# new to saltwater



## Goldeen (Jun 20, 2012)

ok ive kept freshwater tanks all my life successively i think im ready to step it up a notch i have a 10 gallon tank and a will to learn new things im ready to do a saltwater i only want like 2 fish to start out with especially since the saltwater fish are so expensive :/ but i wanna try so what can i put in my 10 gallon i was hoping i could start with a tank bred clown fish if i can find one tank raised in Tennessee ive done so much research on what to get for the tank but not on what fish to actually get so i decided to ask some people who know what they are doing  thanks in advance


----------



## jlpropst00 (Jun 12, 2011)

You could put a couple firefish in a 10g. Clowns really need more room 30g or bigger.


----------



## Coolfish (Apr 30, 2012)

I'm thinking of making my 29g SW too but not sure just yet. The fire fish look cool. What should someone new to SW need to know first?


----------



## jlpropst00 (Jun 12, 2011)

Look at the beginner saltwater section of the forum and read the stickies.


----------



## Goldeen (Jun 20, 2012)

the only reason i said clownfish was i herd that they r a good starter fish and my 55 gallon has been taken hostage by my goldfish lol


----------



## Coolfish (Apr 30, 2012)

What about them little blue looking SW fish?

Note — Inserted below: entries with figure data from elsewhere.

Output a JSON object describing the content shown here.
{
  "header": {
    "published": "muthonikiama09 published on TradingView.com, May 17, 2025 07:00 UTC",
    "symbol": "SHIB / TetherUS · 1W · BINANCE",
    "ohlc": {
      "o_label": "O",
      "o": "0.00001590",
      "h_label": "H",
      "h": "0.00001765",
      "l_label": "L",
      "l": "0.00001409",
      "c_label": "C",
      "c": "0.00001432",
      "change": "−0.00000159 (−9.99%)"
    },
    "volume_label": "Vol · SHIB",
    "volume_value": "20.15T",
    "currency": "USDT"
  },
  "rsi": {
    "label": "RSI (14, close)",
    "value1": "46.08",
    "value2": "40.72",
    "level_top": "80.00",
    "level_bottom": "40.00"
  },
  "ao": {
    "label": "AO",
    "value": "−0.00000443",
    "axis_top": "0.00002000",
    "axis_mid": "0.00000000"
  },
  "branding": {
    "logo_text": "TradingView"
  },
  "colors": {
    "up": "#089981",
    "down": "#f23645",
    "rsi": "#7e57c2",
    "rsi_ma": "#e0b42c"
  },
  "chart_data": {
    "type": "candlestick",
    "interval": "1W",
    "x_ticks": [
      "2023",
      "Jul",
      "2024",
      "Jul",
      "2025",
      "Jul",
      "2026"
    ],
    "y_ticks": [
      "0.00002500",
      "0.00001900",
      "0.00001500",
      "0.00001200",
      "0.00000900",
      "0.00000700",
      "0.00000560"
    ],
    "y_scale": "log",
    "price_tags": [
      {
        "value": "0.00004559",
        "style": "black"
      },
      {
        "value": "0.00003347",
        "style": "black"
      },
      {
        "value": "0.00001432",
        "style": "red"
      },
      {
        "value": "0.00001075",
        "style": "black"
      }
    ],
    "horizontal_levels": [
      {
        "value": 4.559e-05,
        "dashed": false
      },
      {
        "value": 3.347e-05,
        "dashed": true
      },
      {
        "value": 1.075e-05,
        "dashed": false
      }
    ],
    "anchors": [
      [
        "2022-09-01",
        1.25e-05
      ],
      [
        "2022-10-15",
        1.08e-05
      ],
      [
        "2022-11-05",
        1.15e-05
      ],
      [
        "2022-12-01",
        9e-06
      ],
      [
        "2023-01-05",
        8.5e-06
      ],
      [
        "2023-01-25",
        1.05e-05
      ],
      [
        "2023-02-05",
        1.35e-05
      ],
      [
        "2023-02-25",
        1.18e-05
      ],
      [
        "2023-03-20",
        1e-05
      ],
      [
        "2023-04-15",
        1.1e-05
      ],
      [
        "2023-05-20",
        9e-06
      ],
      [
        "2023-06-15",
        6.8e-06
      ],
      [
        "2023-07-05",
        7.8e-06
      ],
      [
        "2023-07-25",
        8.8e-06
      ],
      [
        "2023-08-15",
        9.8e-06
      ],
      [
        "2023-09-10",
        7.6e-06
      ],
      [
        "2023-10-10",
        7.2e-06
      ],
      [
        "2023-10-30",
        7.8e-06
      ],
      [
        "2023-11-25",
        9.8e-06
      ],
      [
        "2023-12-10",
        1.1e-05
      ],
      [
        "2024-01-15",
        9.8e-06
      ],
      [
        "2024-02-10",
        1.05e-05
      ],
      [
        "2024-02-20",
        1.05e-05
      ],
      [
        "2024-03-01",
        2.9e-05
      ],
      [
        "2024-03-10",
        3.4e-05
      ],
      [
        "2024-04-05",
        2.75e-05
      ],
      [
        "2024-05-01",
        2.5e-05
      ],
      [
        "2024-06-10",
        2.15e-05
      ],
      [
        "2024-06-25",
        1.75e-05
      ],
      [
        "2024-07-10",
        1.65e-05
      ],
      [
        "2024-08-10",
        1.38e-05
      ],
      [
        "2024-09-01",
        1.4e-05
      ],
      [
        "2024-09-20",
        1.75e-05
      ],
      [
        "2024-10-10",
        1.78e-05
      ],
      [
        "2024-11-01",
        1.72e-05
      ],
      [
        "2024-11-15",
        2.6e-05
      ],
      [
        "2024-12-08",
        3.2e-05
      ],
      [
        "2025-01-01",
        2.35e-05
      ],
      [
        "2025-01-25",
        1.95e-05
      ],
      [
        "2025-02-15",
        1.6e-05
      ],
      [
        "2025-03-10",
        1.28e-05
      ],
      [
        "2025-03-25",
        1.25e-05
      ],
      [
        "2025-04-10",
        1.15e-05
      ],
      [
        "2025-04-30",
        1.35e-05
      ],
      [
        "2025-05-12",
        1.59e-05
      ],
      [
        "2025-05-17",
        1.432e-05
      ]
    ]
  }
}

I'm sure you can keep them in a 10g.


----------



## Cory1990 (Jun 14, 2012)

There's so many blue sw fish lol. You would need to narrow it down a bit.


----------



## Goldeen (Jun 20, 2012)

are you talking about damsels?


----------



## Goldeen (Jun 20, 2012)

jlpropst00 holy crap u live near me!!!


----------



## jlpropst00 (Jun 12, 2011)

Where in TN are you?


----------



## Coolfish (Apr 30, 2012)

Goldeen said:


> are you talking about damsels?


Yes. Guess I was wrong you need a 30g for them. Looks like you can only have gobys and fire fish in a 10g. Oh and a orange lined cardinalfish.


----------



## jlpropst00 (Jun 12, 2011)

Don't forget inverts. There are a lot of cool ones in SW. So there are lots of cool options.


----------



## Goldeen (Jun 20, 2012)

jlpropst00 said:


> Where in TN are you?



im in Murfreesboro


----------



## jlpropst00 (Jun 12, 2011)

Goldeen said:


> im in Murfreesboro


I was up your way a few months ago for the Tenn Renn Festival. We spent the night in the 'Boro.


----------



## Goldeen (Jun 20, 2012)

Also what is a basic list of things i need for a sw tank im almost ready for it i would just like some basic stuff to get so i can figure up the money i need ^_^


----------



## jlpropst00 (Jun 12, 2011)

Tank, Salt Mix, RO/DI or distilled water, Heater, Powerhead(s), Filter or Live rock. Hydrometer or refractometer. That should be good for a Fish Only. Of course the typical stuff substrate (usually sand), Live Rock if you want a FOWLR. Now if you want a reef then you need more stuff and depends on a hundred different factors.


----------



## Goldeen (Jun 20, 2012)

awesome thanks found everything i need online now i just need to decide on a fish :/


----------